Their fear may also revolve around Obama’s amateurish military judgment. A firm opponent of the Surge, Obama offered a counter-proposal in January 2007 to establish March 31, 2008, as the date certain for withdrawal. Had he been successful, al-Qaeda would not have been driven from Anbar Province and on the verge of annihilation in Iraq but in the third month of its expanding caliphate. After promising not to vote against military funding, they saw him do so because a bill did not contain a timeline for surrender. So committed was Obama to his plan that he only belatedly agreed to take conditions on the ground into consideration in forming his timeline, ultimately admitting the Surge he opposed succeeded "beyond our wildest dreams."
U.S. soldiers are little comforted by Joe Biden’s presence on the ticket, knowing he is the author of a plan to divide Iraq into three parts, then cut-and-run. According to Reuters, his proposed tripartite dismemberment galvanized the entire nation against Biden.

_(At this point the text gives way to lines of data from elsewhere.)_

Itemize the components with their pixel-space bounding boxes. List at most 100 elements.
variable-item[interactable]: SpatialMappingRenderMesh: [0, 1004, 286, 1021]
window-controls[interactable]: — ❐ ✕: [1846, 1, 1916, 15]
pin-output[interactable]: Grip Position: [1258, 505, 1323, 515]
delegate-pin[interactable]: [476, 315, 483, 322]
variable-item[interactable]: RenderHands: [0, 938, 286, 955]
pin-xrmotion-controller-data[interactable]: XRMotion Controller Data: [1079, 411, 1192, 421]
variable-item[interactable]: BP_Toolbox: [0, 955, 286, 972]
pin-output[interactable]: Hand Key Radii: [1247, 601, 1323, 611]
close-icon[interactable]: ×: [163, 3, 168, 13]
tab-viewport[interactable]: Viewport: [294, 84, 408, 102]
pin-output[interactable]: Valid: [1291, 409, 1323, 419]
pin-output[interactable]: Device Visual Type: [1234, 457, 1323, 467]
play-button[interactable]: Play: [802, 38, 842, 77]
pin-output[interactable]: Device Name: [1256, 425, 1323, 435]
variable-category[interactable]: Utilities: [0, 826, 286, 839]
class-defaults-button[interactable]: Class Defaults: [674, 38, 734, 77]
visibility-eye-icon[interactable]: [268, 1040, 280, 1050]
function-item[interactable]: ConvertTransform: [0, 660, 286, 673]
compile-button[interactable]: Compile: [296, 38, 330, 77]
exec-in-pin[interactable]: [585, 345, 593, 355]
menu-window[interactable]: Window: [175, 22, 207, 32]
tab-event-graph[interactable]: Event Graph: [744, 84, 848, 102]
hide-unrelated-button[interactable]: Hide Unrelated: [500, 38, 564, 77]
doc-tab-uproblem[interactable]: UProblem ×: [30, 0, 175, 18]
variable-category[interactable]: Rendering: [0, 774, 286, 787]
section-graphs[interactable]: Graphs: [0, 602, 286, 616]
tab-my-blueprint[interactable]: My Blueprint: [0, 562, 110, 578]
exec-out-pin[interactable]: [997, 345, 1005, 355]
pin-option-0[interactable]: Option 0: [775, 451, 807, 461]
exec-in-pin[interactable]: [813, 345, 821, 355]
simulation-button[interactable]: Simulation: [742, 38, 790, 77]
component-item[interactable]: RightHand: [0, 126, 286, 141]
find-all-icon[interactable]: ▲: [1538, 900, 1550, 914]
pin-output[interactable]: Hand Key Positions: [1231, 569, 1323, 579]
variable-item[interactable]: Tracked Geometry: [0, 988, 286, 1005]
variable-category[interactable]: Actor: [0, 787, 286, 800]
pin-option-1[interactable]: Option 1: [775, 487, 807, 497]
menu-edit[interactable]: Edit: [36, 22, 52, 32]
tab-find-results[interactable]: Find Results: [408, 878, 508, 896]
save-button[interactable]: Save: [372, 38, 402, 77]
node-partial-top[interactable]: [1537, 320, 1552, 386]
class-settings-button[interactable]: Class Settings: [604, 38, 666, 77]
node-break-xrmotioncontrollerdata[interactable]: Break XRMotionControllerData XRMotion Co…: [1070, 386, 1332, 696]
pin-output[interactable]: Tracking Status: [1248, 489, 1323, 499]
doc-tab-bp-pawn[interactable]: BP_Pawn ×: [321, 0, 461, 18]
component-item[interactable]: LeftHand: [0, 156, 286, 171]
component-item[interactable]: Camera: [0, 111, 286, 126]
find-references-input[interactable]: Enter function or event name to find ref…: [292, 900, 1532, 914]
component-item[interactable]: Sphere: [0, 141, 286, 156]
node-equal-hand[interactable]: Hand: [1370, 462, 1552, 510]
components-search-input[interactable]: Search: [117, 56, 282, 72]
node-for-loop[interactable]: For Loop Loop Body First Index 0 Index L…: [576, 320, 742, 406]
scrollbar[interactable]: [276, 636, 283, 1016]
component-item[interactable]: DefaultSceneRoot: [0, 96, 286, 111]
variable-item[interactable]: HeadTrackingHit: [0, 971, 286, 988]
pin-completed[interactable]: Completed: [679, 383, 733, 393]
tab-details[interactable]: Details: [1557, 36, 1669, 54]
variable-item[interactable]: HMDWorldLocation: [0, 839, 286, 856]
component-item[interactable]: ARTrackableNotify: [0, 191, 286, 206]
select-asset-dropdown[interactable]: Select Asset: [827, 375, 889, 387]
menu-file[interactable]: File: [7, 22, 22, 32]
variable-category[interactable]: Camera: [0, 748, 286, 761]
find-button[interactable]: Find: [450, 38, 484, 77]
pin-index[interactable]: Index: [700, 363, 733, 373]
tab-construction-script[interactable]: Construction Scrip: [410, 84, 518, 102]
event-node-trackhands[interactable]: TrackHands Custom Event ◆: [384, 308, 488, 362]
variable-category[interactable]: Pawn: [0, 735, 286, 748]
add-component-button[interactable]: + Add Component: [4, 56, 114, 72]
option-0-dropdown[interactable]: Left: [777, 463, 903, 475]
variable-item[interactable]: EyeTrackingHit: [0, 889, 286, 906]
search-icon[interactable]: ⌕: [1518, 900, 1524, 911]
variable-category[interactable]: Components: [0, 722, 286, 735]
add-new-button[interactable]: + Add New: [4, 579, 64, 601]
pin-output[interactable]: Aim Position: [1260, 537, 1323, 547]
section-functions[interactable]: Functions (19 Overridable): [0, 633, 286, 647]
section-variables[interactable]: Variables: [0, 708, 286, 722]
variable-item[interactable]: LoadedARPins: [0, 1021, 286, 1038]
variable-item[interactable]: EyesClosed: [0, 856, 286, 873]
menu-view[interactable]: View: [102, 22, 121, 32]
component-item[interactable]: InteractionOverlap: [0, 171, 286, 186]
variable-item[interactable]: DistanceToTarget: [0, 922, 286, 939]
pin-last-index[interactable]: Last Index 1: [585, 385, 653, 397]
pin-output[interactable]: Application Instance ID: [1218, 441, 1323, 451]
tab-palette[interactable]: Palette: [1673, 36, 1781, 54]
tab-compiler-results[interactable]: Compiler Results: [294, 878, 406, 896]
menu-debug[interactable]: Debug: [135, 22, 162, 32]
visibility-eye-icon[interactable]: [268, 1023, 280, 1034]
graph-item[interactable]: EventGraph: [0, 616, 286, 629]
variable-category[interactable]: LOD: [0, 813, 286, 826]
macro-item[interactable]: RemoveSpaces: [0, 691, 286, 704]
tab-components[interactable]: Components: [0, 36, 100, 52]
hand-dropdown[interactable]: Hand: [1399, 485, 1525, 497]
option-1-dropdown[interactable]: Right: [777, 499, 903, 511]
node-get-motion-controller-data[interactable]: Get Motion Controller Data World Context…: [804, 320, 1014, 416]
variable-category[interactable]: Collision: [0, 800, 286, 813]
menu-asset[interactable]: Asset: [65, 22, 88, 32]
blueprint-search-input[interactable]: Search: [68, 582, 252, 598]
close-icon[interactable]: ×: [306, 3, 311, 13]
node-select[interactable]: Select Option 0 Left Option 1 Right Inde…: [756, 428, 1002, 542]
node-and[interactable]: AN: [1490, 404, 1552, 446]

Military discomfort with Barack Obama may stem from his refusal to condemn the attacks on their leader, General David Petraeus, as "General Betray Us" for nine months. Although Obama voted on bills on the floor of the U.S. Senate before and after the Cornyn resolution condemning the "Betray Us" ad, he did not vote to condemn MoveOn.org while running for his party’s nomination – not even "present."

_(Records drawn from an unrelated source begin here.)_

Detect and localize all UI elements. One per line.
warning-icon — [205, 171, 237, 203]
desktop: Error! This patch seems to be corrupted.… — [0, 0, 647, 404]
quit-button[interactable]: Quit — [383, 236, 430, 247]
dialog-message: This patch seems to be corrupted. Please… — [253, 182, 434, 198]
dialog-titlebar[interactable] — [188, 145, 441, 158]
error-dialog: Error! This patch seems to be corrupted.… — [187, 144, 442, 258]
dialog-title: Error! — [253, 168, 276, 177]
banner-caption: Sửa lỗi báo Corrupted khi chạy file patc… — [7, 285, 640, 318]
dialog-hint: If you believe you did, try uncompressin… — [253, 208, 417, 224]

They, too, may have been concerned with his freelance foreign policy, as Obama reportedly tried to interfere with their ability to finish the job in Iraq. The Washington Times reports Obama tried to negotiate with Iraqi authorities to disregard plans President Bush had made to keep U.S. troops in Iraq, fight al-Qaeda, beyond the end of the year. Men under authority know that trying to undermine the commander-in-chief is the ultimate act of hubris, and until elected, those decisions are above his pay grade.
Or it may be their reticence is based, not on any past event, but on the likely consequences of his election, as acknowledged by the Obama campaign. Just this week, his running mate, Joe Biden, admitted, "It will not be six months" into the Obama-Biden administration before the United States faces "a major international challenge," as the world seeks to "test" the new president. America’s enlisted men and women know this flippant comment about shifting political dynasties is more than mere historical curiosity: it is a fault line that runs directly through them and their band of brothers, places them all in mortal jeopardy. Maybe they do not wish to risk their lives in "a major international challenge" provoked because a new, lightly experienced commander-in-chief with a peacenik rhetorical blotter has breezed into the White House on a cloud of hot air and sunny, vacuous promises.
The most important issue facing the military vote is not for whom they will vote but whether their votes will be counted. The Military Times survey found some 56 percent plan to vote by absentee ballot, and for all their protesting that "every vote be counted," Democrats have made extraordinary efforts to have military ballots thrown out in the last two presidential cycles.
It’s easy to see why. The Left’s policy prescriptions undermine the best interests of the military, and undermining the military is in the Left’s best electoral interests.
To win the national election, antiwar leftists must be not only politically but procedurally anti-military.